While solar hot air has indeed become more recognizable in recent years, it’s the financial aspect of the system that aims to boast the real coup. Called a “power purchase agreement,” or PPA, the mechanism provides a means by which to purchase energy without a significant, upfront capital investment – such that the buyer purchases energy generated on site from a third party partner (in this case, Revolution).
The actual equipment, however – as well as any subsequent maintenance – is handled by the contracted company (again, Revolution). What’s more, the terms can be adjusted depending on the project; monthly, bi-monthly, or annual payments are all commonplace. To date, Revolution has initiated several large scale PPAs throughout the state, including installations at Exeter High School and, more recently, East Kingston Elementary School.
As Mike Behrmann explains: “Just as oil or propane can be delivered to your home or business, we’re basically generating thermal energy through a collector, and delivering it to you right on-site. “So not only are we cutting out the transportation aspect of it, but it’s something that’s being created on your property.”
Come this winter, Sanborn Regional High School, similarly located in Southern New Hampshire, will become the first test case for the combined technology and financing mechanism. Not the first in the state; not even the first in the country – the first in the world. As of this writing, the town board has unanimously approved moving forward with the project, with a PPA between Revolution and their distributor having been signed. While the company has spearheaded three other large-scale PPAs in the recent past, the Sanborn array will be the first to utilize the bourgeoning hot air technology.
The panels themselves will be provided by Enerconcept, a Quebec-based firm specializing in solar heating technologies. Launched in 1998, today Enerconcept represents one of North America’s foremost providers of solar hot air technology. Having begun as a purveyor of all things renewable – solar PV, wind, geothermal, you name it – by 2002 the company had begun honing in specifically on non-residential solar hot air.
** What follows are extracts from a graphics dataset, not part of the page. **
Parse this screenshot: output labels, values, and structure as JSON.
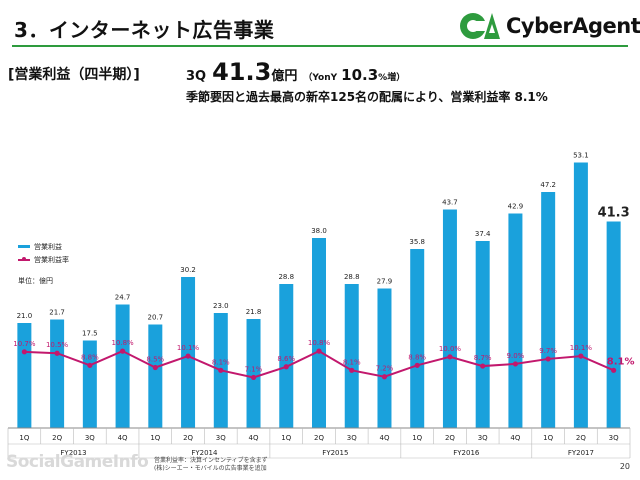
{
  "slide": {
    "title": "3．インターネット広告事業",
    "section_label": "[営業利益（四半期）]",
    "headline": {
      "quarter": "3Q",
      "value": "41.3",
      "unit": "億円",
      "yoy_label": "（YonY",
      "yoy_value": "10.3",
      "yoy_unit": "%増）"
    },
    "subheadline": "季節要因と過去最高の新卒125名の配属により、営業利益率 8.1%",
    "page_number": "20"
  },
  "logo": {
    "text": "CyberAgent",
    "colors": {
      "green": "#2e9b3e",
      "dark_green": "#1c6e2a"
    }
  },
  "legend": {
    "bar_label": "営業利益",
    "line_label": "営業利益率",
    "unit_label": "単位：億円"
  },
  "footnote": {
    "line1": "営業利益率：決算インセンティブを含まず",
    "line2": "(株)シーエー・モバイルの広告事業を追加"
  },
  "watermark": {
    "text": "SocialGameInfo"
  },
  "colors": {
    "bar": "#1aa1dc",
    "line": "#c2186d",
    "last_label": "#c2186d"
  },
  "chart_data": {
    "type": "bar",
    "categories": [
      "1Q",
      "2Q",
      "3Q",
      "4Q",
      "1Q",
      "2Q",
      "3Q",
      "4Q",
      "1Q",
      "2Q",
      "3Q",
      "4Q",
      "1Q",
      "2Q",
      "3Q",
      "4Q",
      "1Q",
      "2Q",
      "3Q"
    ],
    "fiscal_years": [
      {
        "label": "FY2013",
        "count": 4
      },
      {
        "label": "FY2014",
        "count": 4
      },
      {
        "label": "FY2015",
        "count": 4
      },
      {
        "label": "FY2016",
        "count": 4
      },
      {
        "label": "FY2017",
        "count": 3
      }
    ],
    "series": [
      {
        "name": "営業利益",
        "type": "bar",
        "values": [
          21.0,
          21.7,
          17.5,
          24.7,
          20.7,
          30.2,
          23.0,
          21.8,
          28.8,
          38.0,
          28.8,
          27.9,
          35.8,
          43.7,
          37.4,
          42.9,
          47.2,
          53.1,
          41.3
        ],
        "labels": [
          "21.0",
          "21.7",
          "17.5",
          "24.7",
          "20.7",
          "30.2",
          "23.0",
          "21.8",
          "28.8",
          "38.0",
          "28.8",
          "27.9",
          "35.8",
          "43.7",
          "37.4",
          "42.9",
          "47.2",
          "53.1",
          "41.3"
        ]
      },
      {
        "name": "営業利益率",
        "type": "line",
        "values": [
          10.7,
          10.5,
          8.8,
          10.8,
          8.5,
          10.1,
          8.1,
          7.1,
          8.6,
          10.8,
          8.1,
          7.2,
          8.8,
          10.0,
          8.7,
          9.0,
          9.7,
          10.1,
          8.1
        ],
        "labels": [
          "10.7%",
          "10.5%",
          "8.8%",
          "10.8%",
          "8.5%",
          "10.1%",
          "8.1%",
          "7.1%",
          "8.6%",
          "10.8%",
          "8.1%",
          "7.2%",
          "8.8%",
          "10.0%",
          "8.7%",
          "9.0%",
          "9.7%",
          "10.1%",
          "8.1%"
        ]
      }
    ],
    "ylim": [
      0,
      60
    ],
    "line_ylim": [
      0,
      25
    ],
    "grid": false
  }
}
The technology itself, meanwhile, is as straightforward as it is reliably effective: Solar collector panels are mounted, typically on the outer walls (although the roof – albeit slightly more expensive – is also an option); sunlight then feeds into the panels – just as it would on your standard PV or hot water array – moving through rows of perforations before being fed through a fan and ventilation system which helps force the air into the building. The result is not so much a stand-alone heating system as it is a dependable augmentation – a way to bring enough “free” heat into the building to significantly reduce the space’s need for conventional, fossil-based fuels.
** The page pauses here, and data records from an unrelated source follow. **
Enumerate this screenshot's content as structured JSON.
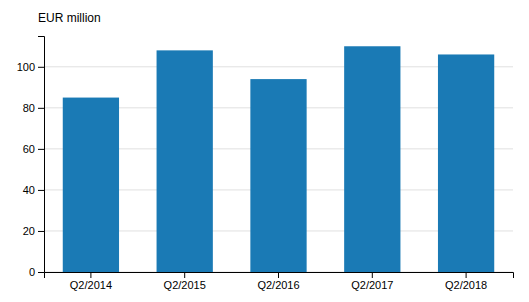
{
  "chart_data": {
    "type": "bar",
    "ylabel": "EUR million",
    "categories": [
      "Q2/2014",
      "Q2/2015",
      "Q2/2016",
      "Q2/2017",
      "Q2/2018"
    ],
    "values": [
      85,
      108,
      94,
      110,
      106
    ],
    "color": "#1a7ab5",
    "ylim": [
      0,
      115
    ],
    "yticks": [
      0,
      20,
      40,
      60,
      80,
      100
    ],
    "grid": true
  }
}
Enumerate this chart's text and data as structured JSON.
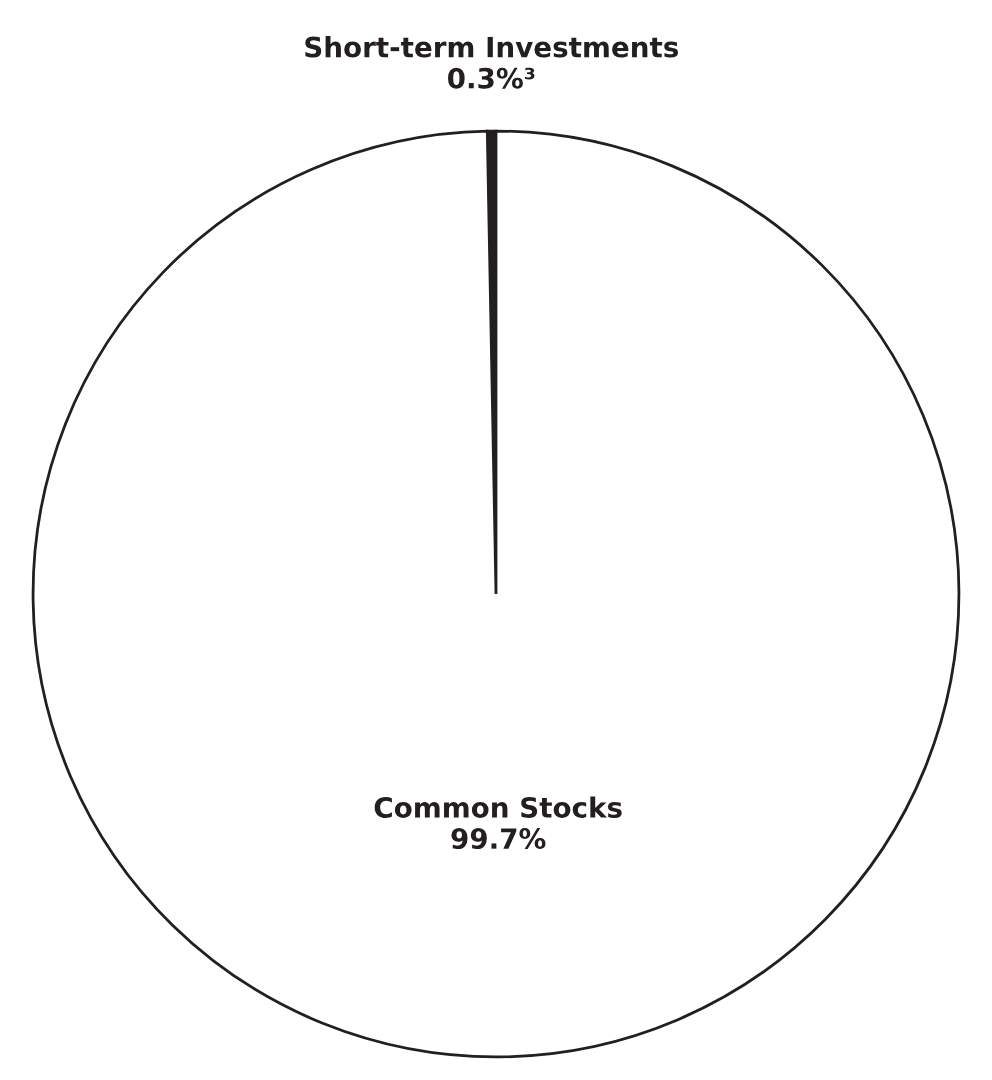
{
  "chart_data": {
    "type": "pie",
    "categories": [
      "Short-term Investments",
      "Common Stocks"
    ],
    "values": [
      0.3,
      99.7
    ],
    "colors": [
      "#231f20",
      "#ffffff"
    ],
    "value_labels": [
      "0.3%³",
      "99.7%"
    ]
  }
}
After great success in their native Canada, Enerconcept was eager to expand their operations into New England -- through U.S. based Shift Energy – where new forms of had managed to make significant headway in the wake of green-friendly renewable energy incentives. Enter Revolution Energy and their unique financing mechanism.
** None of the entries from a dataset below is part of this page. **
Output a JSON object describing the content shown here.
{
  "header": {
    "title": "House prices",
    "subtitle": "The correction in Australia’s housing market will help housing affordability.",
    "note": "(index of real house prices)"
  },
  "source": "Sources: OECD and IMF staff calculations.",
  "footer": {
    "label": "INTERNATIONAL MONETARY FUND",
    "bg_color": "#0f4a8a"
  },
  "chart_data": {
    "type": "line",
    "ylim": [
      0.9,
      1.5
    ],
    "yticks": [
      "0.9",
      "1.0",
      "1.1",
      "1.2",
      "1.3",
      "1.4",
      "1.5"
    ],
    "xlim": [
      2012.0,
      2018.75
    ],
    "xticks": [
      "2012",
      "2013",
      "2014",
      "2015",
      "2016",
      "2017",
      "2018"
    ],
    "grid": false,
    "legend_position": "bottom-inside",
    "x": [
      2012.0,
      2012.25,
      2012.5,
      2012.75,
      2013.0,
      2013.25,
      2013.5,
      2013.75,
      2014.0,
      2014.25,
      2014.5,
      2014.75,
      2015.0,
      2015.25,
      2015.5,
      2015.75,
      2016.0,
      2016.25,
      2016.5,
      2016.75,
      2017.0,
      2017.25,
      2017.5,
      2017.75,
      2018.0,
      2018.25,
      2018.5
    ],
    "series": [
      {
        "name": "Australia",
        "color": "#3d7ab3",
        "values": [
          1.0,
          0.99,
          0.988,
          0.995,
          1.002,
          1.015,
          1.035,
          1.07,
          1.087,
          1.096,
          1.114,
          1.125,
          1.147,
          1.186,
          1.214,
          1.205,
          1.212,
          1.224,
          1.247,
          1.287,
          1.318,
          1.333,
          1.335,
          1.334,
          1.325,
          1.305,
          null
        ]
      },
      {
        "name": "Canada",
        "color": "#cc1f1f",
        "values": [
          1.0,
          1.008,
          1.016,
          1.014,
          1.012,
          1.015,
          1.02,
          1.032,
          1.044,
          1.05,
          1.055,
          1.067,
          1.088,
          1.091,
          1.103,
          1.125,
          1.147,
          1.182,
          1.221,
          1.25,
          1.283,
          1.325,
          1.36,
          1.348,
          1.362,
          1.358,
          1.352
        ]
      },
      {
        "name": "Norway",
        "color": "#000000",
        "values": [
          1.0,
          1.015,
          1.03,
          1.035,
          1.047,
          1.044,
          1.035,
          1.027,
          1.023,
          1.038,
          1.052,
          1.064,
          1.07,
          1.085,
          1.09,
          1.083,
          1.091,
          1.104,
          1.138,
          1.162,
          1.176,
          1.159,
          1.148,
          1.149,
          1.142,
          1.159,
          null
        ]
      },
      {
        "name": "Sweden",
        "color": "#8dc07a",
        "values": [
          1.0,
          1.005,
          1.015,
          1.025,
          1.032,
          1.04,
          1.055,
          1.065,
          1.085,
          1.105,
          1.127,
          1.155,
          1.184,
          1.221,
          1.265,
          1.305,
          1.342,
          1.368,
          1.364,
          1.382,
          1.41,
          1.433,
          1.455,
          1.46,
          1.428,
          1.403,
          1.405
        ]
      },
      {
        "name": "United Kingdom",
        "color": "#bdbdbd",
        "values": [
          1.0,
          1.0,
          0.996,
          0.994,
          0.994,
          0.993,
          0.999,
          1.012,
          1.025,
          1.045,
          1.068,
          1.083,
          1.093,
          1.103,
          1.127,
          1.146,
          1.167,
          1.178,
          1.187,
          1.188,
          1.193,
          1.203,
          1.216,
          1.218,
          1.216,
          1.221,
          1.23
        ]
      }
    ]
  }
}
The partnership will be officially consummated later this fall, when Revolution and Enerconcept put online the world’s first PPA-inspired solar hot air system. For Carol Coppola, Business Administrator for SAU17, the project promises to be as big of a game-changer within the school district – and in the classroom – as it will be for the world of alternative energy writ large.
“The school district is incredibly excited,” exclaims Coppola, who – as it turns out – knew Revolution principle Clay Mitchell from back when the two worked for Municipal Resources, a private firm. “It’s a great opportunity for the school district, and we’re all looking forward to the start of construction as well as developing the educational component.”
It’s a sentiment Mike Behrmann wholeheartedly echoes.
“Our demand for energy is continuing to increase, along with our continued reliance on fossil fuel” says Behrmann. “We must adjust the current prism we view our energy habits through and become open to a more sustainable, independent and reliable energy future.
“We see our work as one of many ways we can reach this energy future and we are proud to help push that frontier forward.”